Benchmark X: All of the following (1) to (5) are satisfied.

(1) The fire burning time (the total of the burning time after the initial ignition and the burning time after the second ignition) of each test piece was within 10 seconds.

(2) The total time of the fire burning time of the five test pieces was within 50 seconds.

(3) The total time between the fire burning time and the non-fire burning time of each test piece after the second ignition is within 30 seconds.

(4) In the five test pieces, there was no test piece in which the burning drip was dropped from the test piece and placed under the cotton fire.

(5) All the test pieces were not burned until the suspended portion (upper end portion).

Reference Y: All of the following (1') to (5') are satisfied.

(1') The fire burning time (the total of the burning time after the initial ignition and the burning time after the second ignition) of each test piece was within 30 seconds.

(2') The total time of the fire burning time of the five test pieces was within 250 seconds.

(3') The total time between the fire burning time and the non-fire burning time of each test piece after the second ignition is within 60 seconds.

(4') In the five test pieces, there was no test piece in which the burning drip was dropped from the test piece and placed under the cotton fire.

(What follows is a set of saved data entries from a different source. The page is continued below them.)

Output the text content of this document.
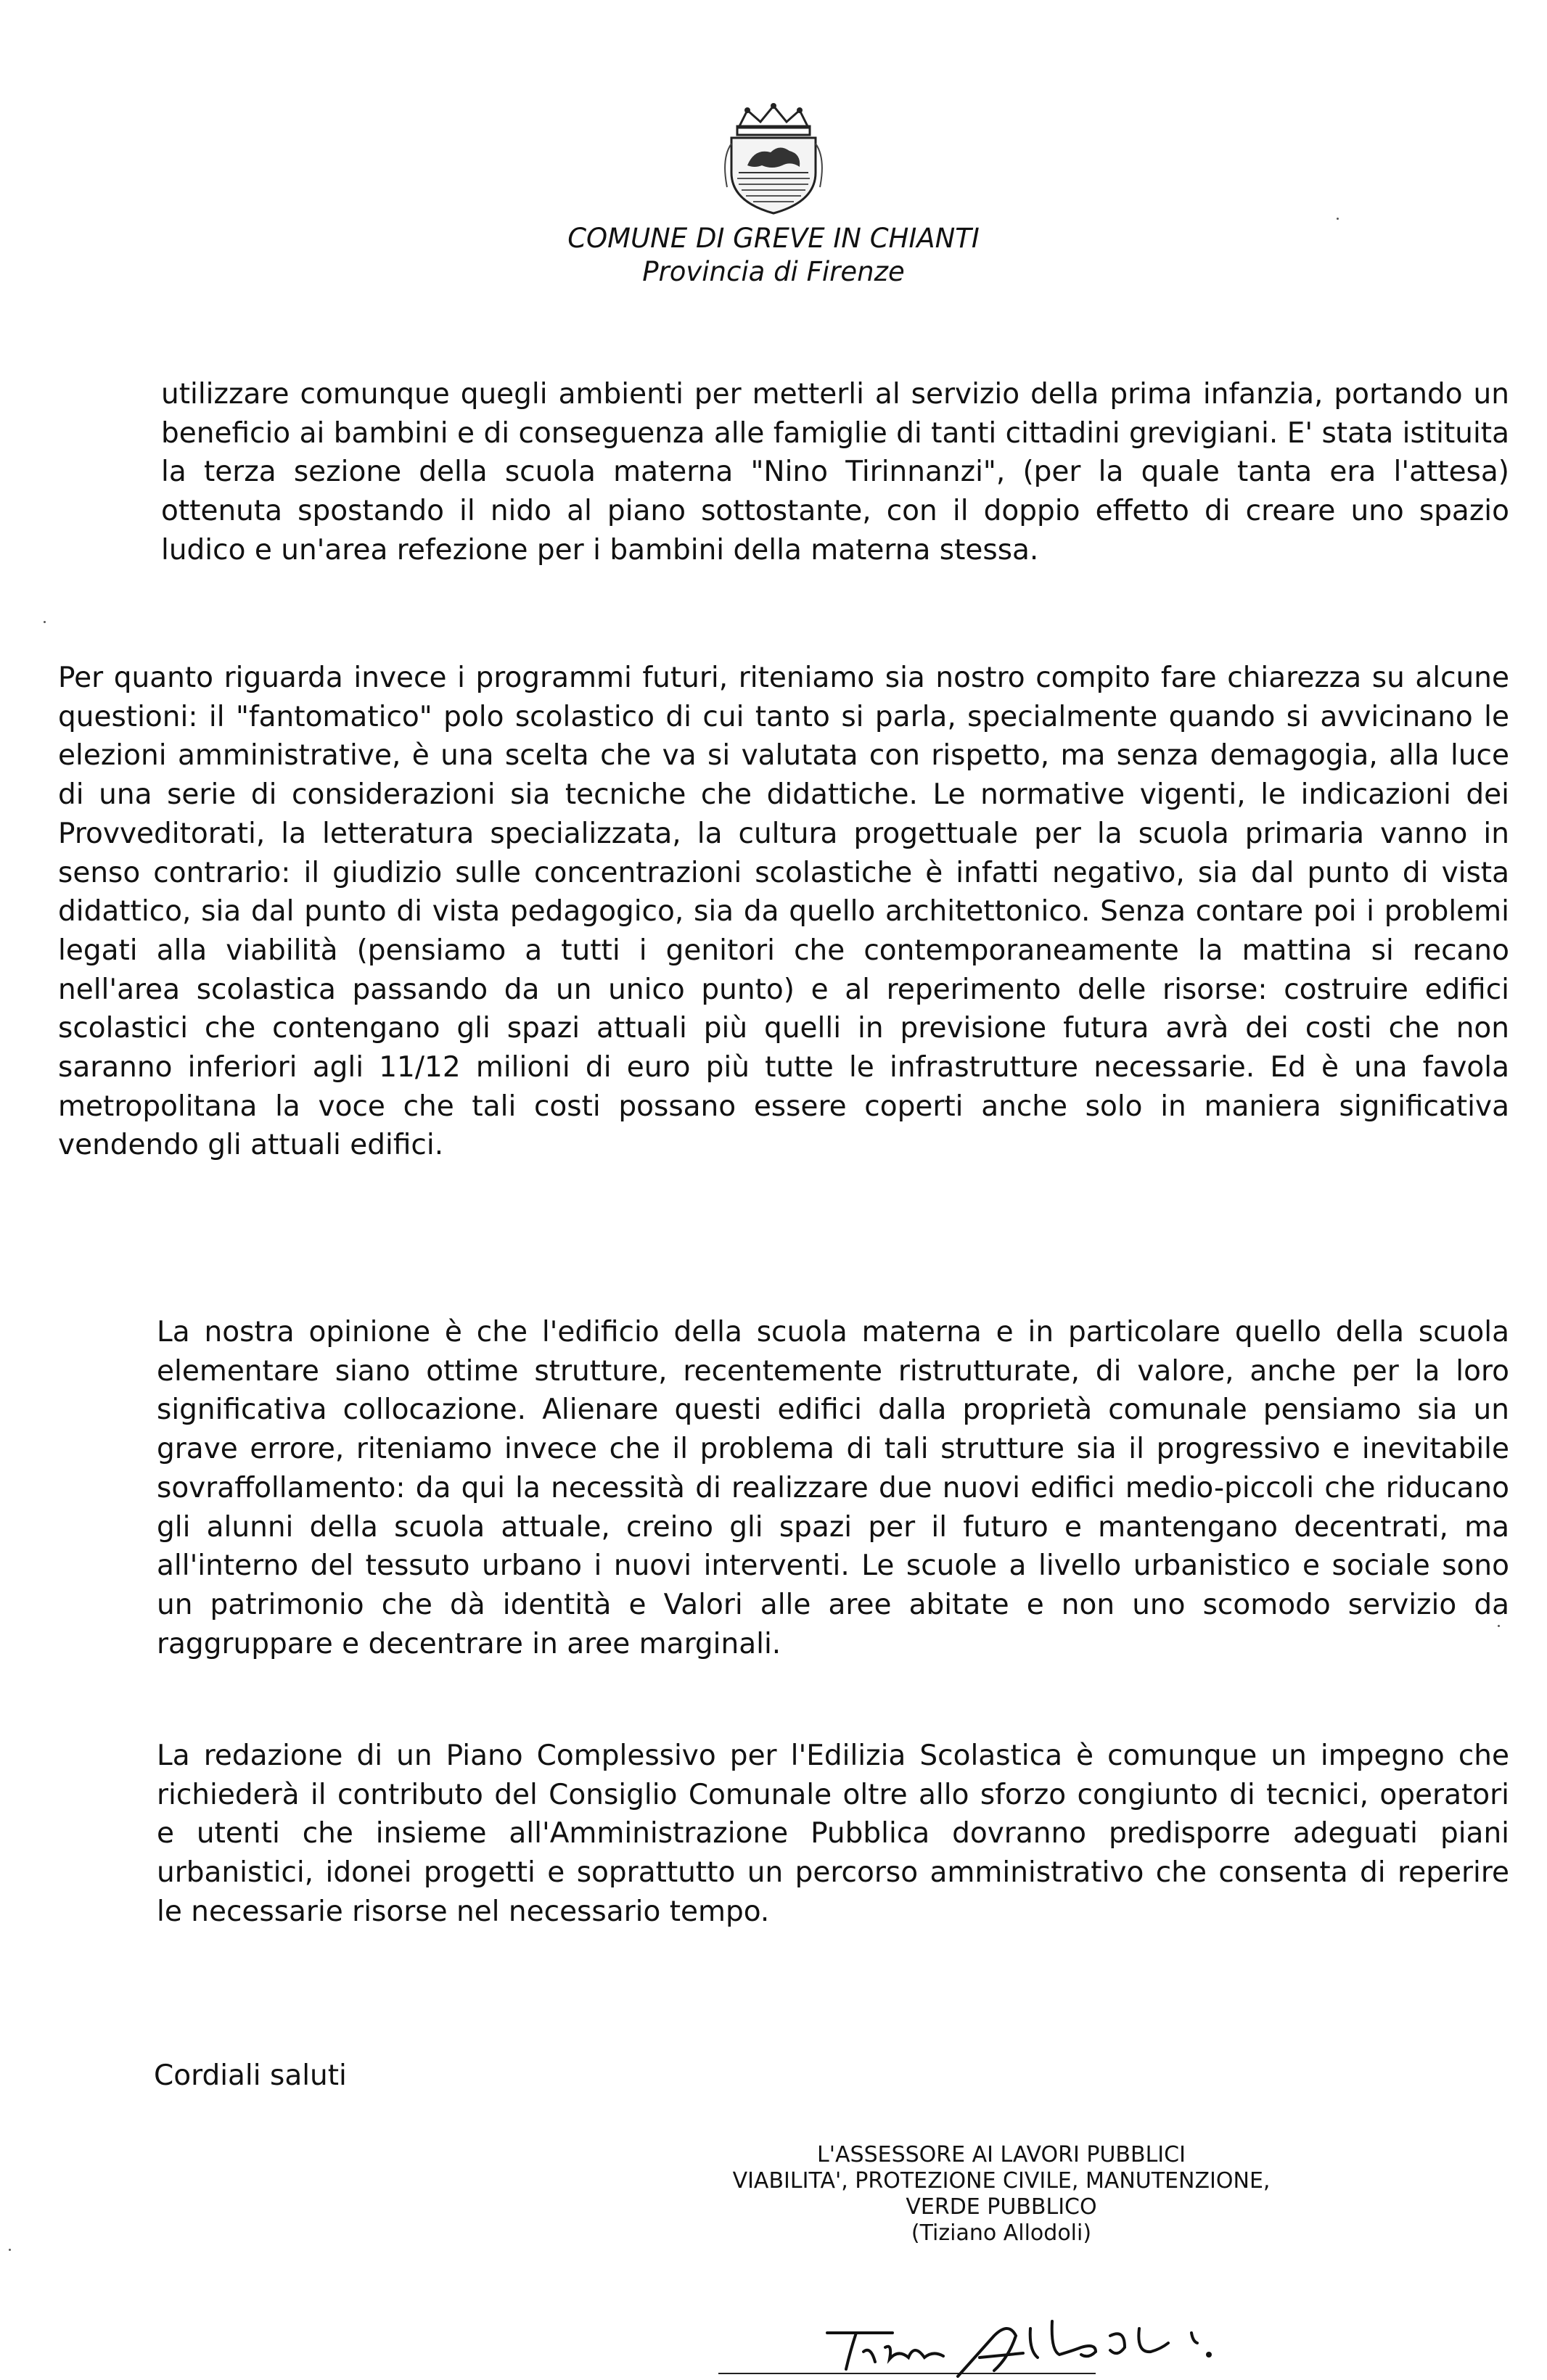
COMUNE DI GREVE IN CHIANTI
Provincia di Firenze

utilizzare comunque quegli ambienti per metterli al servizio della prima infanzia, portando un beneficio ai bambini e di conseguenza alle famiglie di tanti cittadini grevigiani. E' stata istituita la terza sezione della scuola materna "Nino Tirinnanzi", (per la quale tanta era l'attesa) ottenuta spostando il nido al piano sottostante, con il doppio effetto di creare uno spazio ludico e un'area refezione per i bambini della materna stessa.

Per quanto riguarda invece i programmi futuri, riteniamo sia nostro compito fare chiarezza su alcune questioni: il "fantomatico" polo scolastico di cui tanto si parla, specialmente quando si avvicinano le elezioni amministrative, è una scelta che va si valutata con rispetto, ma senza demagogia, alla luce di una serie di considerazioni sia tecniche che didattiche. Le normative vigenti, le indicazioni dei Provveditorati, la letteratura specializzata, la cultura progettuale per la scuola primaria vanno in senso contrario: il giudizio sulle concentrazioni scolastiche è infatti negativo, sia dal punto di vista didattico, sia dal punto di vista pedagogico, sia da quello architettonico. Senza contare poi i problemi legati alla viabilità (pensiamo a tutti i genitori che contemporaneamente la mattina si recano nell'area scolastica passando da un unico punto) e al reperimento delle risorse: costruire edifici scolastici che contengano gli spazi attuali più quelli in previsione futura avrà dei costi che non saranno inferiori agli 11/12 milioni di euro più tutte le infrastrutture necessarie. Ed è una favola metropolitana la voce che tali costi possano essere coperti anche solo in maniera significativa vendendo gli attuali edifici.

La nostra opinione è che l'edificio della scuola materna e in particolare quello della scuola elementare siano ottime strutture, recentemente ristrutturate, di valore, anche per la loro significativa collocazione. Alienare questi edifici dalla proprietà comunale pensiamo sia un grave errore, riteniamo invece che il problema di tali strutture sia il progressivo e inevitabile sovraffollamento: da qui la necessità di realizzare due nuovi edifici medio-piccoli che riducano gli alunni della scuola attuale, creino gli spazi per il futuro e mantengano decentrati, ma all'interno del tessuto urbano i nuovi interventi. Le scuole a livello urbanistico e sociale sono un patrimonio che dà identità e Valori alle aree abitate e non uno scomodo servizio da raggruppare e decentrare in aree marginali.

La redazione di un Piano Complessivo per l'Edilizia Scolastica è comunque un impegno che richiederà il contributo del Consiglio Comunale oltre allo sforzo congiunto di tecnici, operatori e utenti che insieme all'Amministrazione Pubblica dovranno predisporre adeguati piani urbanistici, idonei progetti e soprattutto un percorso amministrativo che consenta di reperire le necessarie risorse nel necessario tempo.

Cordiali saluti
L'ASSESSORE AI LAVORI PUBBLICI
VIABILITA', PROTEZIONE CIVILE, MANUTENZIONE,
VERDE PUBBLICO
(Tiziano Allodoli)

(5') All the test pieces were not burned until the suspended portion (upper end portion).

Claims (3)

A flame-retardant adhesive composition comprising an acrylic polymer and a metal hydroxide having an average particle diameter of 10 μm or less and/or a hydrated metal compound having an average particle diameter of 10 μm or less, and 180° tensile adhesion of the adhesive layer formed of the composition obtained by removing the above metal hydroxide and the above hydrated metal compound from the above flame-retardant adhesive composition (23° C., 50% RH, tensile speed 300 mm) /min, peeling angle of 180° peeling condition, adhesion force A to SUS304 steel sheet), 180° tensile adhesion of the adhesive layer formed of the flame-retardant adhesive composition (23° C., 50% RH, When the stretching speed is 300 mm/min, the peeling angle is 180°, and the SUS304 steel sheet is the adhesive force B, the adhesive force B/adhesive force A [adhesive layer formed of the above flame-retardant adhesive composition) The 180° tensile adhesion/180° tensile adhesion of the adhesive layer formed from the above composition is 0.8 or more, and the adhesive layer formed of the above flame-retardant adhesive composition is flame-retardant of UL94 standard. Flame retardancy of VTM-0 or VTM-1 in the test The flame-retardant adhesive composition according to claim 1, wherein the metal hydroxide having an average particle diameter of 10 μm or less and/or the hydrated metal having an average particle diameter of 10 μm or less or less based on 100 parts by weight of the acrylic polymer The content of the compound is 40 to 300 parts by weight. An adhesive tape having an adhesive layer formed of the flame-retardant adhesive composition of claim 1 or 2.